Die militanten Mailänder beabsichtigten nach dem Treffen in Bern, weiterhin Kontakt zur Jungen Tat zu pflegen. Zwar wollten sie mit ihrer eigenen Zelle, die sie «Avanguardia Rivoluzionaria» (Revolutionäre Vorhut) nannten, vor allem in Italien operieren, aber auch ein internationales Netzwerk aufbauen.

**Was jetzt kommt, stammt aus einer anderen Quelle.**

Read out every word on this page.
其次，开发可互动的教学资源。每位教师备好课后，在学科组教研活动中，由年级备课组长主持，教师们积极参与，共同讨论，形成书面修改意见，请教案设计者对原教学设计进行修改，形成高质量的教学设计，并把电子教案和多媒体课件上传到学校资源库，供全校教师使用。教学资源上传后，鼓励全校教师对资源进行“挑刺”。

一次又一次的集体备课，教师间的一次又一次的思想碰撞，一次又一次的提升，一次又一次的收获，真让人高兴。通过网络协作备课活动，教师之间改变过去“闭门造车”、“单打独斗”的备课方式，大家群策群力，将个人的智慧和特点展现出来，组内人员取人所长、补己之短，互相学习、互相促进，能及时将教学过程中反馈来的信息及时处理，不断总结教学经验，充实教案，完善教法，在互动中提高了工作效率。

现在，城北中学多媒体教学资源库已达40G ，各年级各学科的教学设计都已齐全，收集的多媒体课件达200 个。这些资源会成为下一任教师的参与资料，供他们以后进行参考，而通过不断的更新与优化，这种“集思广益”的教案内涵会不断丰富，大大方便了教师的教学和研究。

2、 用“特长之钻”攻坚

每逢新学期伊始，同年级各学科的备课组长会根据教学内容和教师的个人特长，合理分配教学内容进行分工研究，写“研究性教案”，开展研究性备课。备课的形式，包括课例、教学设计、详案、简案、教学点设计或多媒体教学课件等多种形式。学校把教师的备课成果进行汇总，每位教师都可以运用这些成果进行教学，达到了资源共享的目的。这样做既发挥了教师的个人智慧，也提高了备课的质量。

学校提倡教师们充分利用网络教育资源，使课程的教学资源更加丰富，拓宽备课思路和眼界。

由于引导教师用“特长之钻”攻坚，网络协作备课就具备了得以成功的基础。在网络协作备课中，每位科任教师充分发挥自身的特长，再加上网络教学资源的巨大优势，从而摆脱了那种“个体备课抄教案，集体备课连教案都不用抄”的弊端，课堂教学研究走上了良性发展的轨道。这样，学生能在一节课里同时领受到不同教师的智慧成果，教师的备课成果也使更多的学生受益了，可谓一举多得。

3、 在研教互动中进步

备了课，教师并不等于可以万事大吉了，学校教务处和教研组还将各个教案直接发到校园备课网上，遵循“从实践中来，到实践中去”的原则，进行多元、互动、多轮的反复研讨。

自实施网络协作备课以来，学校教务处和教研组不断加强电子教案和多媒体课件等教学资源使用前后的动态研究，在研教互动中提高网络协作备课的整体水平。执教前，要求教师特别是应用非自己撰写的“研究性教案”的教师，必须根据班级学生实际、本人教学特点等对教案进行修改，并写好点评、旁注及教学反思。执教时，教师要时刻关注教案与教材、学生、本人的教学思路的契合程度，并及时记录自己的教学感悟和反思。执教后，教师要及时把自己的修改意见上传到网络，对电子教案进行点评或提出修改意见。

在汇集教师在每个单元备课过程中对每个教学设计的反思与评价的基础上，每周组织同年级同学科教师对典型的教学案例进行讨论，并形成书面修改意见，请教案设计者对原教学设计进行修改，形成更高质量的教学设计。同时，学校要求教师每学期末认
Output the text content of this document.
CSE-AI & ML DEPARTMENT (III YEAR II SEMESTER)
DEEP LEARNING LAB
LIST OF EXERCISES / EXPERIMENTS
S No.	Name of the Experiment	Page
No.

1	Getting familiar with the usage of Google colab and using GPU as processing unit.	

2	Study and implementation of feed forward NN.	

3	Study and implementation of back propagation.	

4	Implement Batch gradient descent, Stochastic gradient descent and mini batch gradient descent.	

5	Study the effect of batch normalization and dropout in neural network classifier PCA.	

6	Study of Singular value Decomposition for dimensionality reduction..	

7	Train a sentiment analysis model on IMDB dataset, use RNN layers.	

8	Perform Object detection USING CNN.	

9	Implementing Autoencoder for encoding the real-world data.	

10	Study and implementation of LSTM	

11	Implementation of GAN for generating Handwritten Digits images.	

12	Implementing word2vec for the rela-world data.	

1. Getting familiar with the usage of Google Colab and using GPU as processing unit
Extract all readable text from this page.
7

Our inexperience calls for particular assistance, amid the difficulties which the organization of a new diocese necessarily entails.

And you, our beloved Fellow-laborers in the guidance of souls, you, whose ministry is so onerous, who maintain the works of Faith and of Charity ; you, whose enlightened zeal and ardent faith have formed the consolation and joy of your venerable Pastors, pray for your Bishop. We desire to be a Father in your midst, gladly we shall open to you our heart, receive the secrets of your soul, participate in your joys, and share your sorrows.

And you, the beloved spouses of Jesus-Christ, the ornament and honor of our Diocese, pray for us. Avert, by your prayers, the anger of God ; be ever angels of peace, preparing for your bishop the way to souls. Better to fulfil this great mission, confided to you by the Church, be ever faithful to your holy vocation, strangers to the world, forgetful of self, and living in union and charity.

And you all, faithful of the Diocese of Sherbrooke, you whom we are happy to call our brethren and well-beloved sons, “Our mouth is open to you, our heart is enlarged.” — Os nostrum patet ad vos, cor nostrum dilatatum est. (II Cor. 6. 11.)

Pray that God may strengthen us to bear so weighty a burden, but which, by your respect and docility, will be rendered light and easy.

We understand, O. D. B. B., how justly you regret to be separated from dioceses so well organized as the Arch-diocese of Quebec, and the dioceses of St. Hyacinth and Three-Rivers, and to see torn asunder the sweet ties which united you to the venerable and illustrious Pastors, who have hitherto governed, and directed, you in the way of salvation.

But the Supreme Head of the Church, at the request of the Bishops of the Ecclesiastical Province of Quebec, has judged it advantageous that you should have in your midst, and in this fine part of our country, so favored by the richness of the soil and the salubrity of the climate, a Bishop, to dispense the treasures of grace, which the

«Vormachtstellung der weissen Rasse» als Ziel
Diese Pläne haben die Antiterrorfahnder einstweilen durchkreuzt. Aus Mailänder Justiz-Dokumenten geht hervor, dass die Ermittler die Vierergruppe als «ernsthafte Bedrohung für die öffentliche Ordnung» einstuften.
Die Dialoge zwischen «Breivik» und seinen Mitstreitern würden zeigen, dass der verhinderte Angriff auf den muslimischen Schwarzen vom 16. Juni nur der Anfang einer ganzen Serie von Anschlägen gegen Migranten, Linke und «die Elite» gewesen wäre.

Sämtliche Aktivitäten der Avanguardia Rivoluzionaria haben laut den Dokumenten dasselbe strategische Ziel: Die Durchsetzung der «Vormachtstellung der weissen Rasse». Und die Eliminierung von Andersdenkenden.